Inside Afghanistan

Starvation of Freedom

Starvation of freedom

In 2022 Afghanistan was identified as the second most oppressive country to live as a Christian, just below North Korea. With the return of public floggings and executions, the country has regressed to medieval standards of justice. The harsh restrictions on Christianity and severe punishments for denying Islam, including death, underline the stark contrast between the calm of silence and the calm of peace. In this national storm, there is a severe starvation affecting millions of Afghans, but what is even worse is the starvation of freedom to think, believe and speak.  

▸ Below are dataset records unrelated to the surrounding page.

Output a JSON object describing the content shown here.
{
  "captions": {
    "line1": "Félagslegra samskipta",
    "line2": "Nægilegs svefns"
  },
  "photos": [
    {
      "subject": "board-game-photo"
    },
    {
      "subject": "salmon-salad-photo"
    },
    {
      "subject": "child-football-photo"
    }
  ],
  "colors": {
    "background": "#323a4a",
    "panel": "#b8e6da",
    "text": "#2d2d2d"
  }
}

The death and starvation caused by new regime has left people on the brink of existence across the country, desperate for relief. The regime has brought the most extreme application of Islam’s framework of religious principles (Sharia Law), which has overseen the banning of everything from music and television to learning and professional work, for millions of people. And therefore, while the streets are full of noise, and familiar smells of Afghan food still waft through old bustling markets, where parrots and songbirds are traded, the hopeful voices of Afghans speaking up have been tragically silenced.

Oppressing Conscience

When the Taliban seized control, they immediately sought to wipe out any vestige of Christianity, church gathering or association with foreign powers. Death squads roamed the streets, going door to door, threatening, torturing and killing Christians wherever they found them. The terror overhanging Afghanistan was particularly felt in the underground church members, who received threatening calls and texts like this one:  

“The guidance of the central officials of the Islamic Emirate about you apostates has come to us Mujahideen.  Now, praise be to God, with the overthrow of the infidel government, you cannot hide from the magnifying glass of the Mojahedin anywhere and to anyone, and you will be arrested as soon as possible by the intelligence officials of the Islamic Emirate”

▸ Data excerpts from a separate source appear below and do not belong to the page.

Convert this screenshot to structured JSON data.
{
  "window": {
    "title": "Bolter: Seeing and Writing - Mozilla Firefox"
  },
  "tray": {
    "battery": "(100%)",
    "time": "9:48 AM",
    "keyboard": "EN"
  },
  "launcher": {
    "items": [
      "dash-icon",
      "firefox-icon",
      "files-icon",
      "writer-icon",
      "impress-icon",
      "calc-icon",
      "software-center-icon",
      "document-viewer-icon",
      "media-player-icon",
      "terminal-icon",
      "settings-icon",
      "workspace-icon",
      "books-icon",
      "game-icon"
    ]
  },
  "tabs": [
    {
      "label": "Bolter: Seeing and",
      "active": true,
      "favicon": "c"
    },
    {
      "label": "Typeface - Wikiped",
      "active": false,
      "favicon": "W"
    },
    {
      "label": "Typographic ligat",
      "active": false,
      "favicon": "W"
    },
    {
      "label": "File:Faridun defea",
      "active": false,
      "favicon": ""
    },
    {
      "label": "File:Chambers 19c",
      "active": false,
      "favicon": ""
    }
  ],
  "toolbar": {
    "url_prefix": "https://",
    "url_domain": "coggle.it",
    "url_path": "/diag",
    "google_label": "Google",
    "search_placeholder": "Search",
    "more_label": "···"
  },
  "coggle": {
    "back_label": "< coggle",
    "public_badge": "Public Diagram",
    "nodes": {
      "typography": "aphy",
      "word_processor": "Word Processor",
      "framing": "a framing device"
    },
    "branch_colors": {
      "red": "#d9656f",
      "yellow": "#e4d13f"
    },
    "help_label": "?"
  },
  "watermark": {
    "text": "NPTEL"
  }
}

In this merciless regime, nobody was spared harsh rule; anybody who does not align with the regime, found themselves at the sharp end. This was most clearly seen in the oppression of Afghan women, who were almost entirely removed the workforce. Not only were 250 female judges (representing 10% of the bench) removed, but also girls from education beyond 6th grade, and teacher positions have been given to men, regardless of their ability1

The Escape from Afghanistan

This collapse of society forced thousands to Afghans to flee as their futures, freedoms and livelihoods were torn to pieces before their eyes. Many fled to surrounding countries in search of safety, and thousands went across the globe, even to Brazil 8,450 miles away. Among the exodus from Afghanistan, almost 1.5 million Afghan refugees in Pakistan are living in limbo, including Christians, Muslims, women and Hazaras. Many of these undocumented refugees are now facing the terrible prospect of deportation due to the Pakistani crackdown on refugees.  

Many of the vulnerable Shai Fund helped relocate to safety from Afghanistan were Christians who changed their identification documents to reflect their faith. This direct declaration of faith to the state, immediately places them in a category outside state protection.  Hadi Farhad Zaman and his family were part of the underground church, and as members of the ethnic minority Hazara community, they faced double persecution. With their Christianity already well known publicly, under the Taliban their identification cards became a death sentence. Thankfully, Shai Fund was able to intervene in time, and now Hadi Farhad Zaman family lives free from the fear of someone hunting them down because of their faith and ethnicity.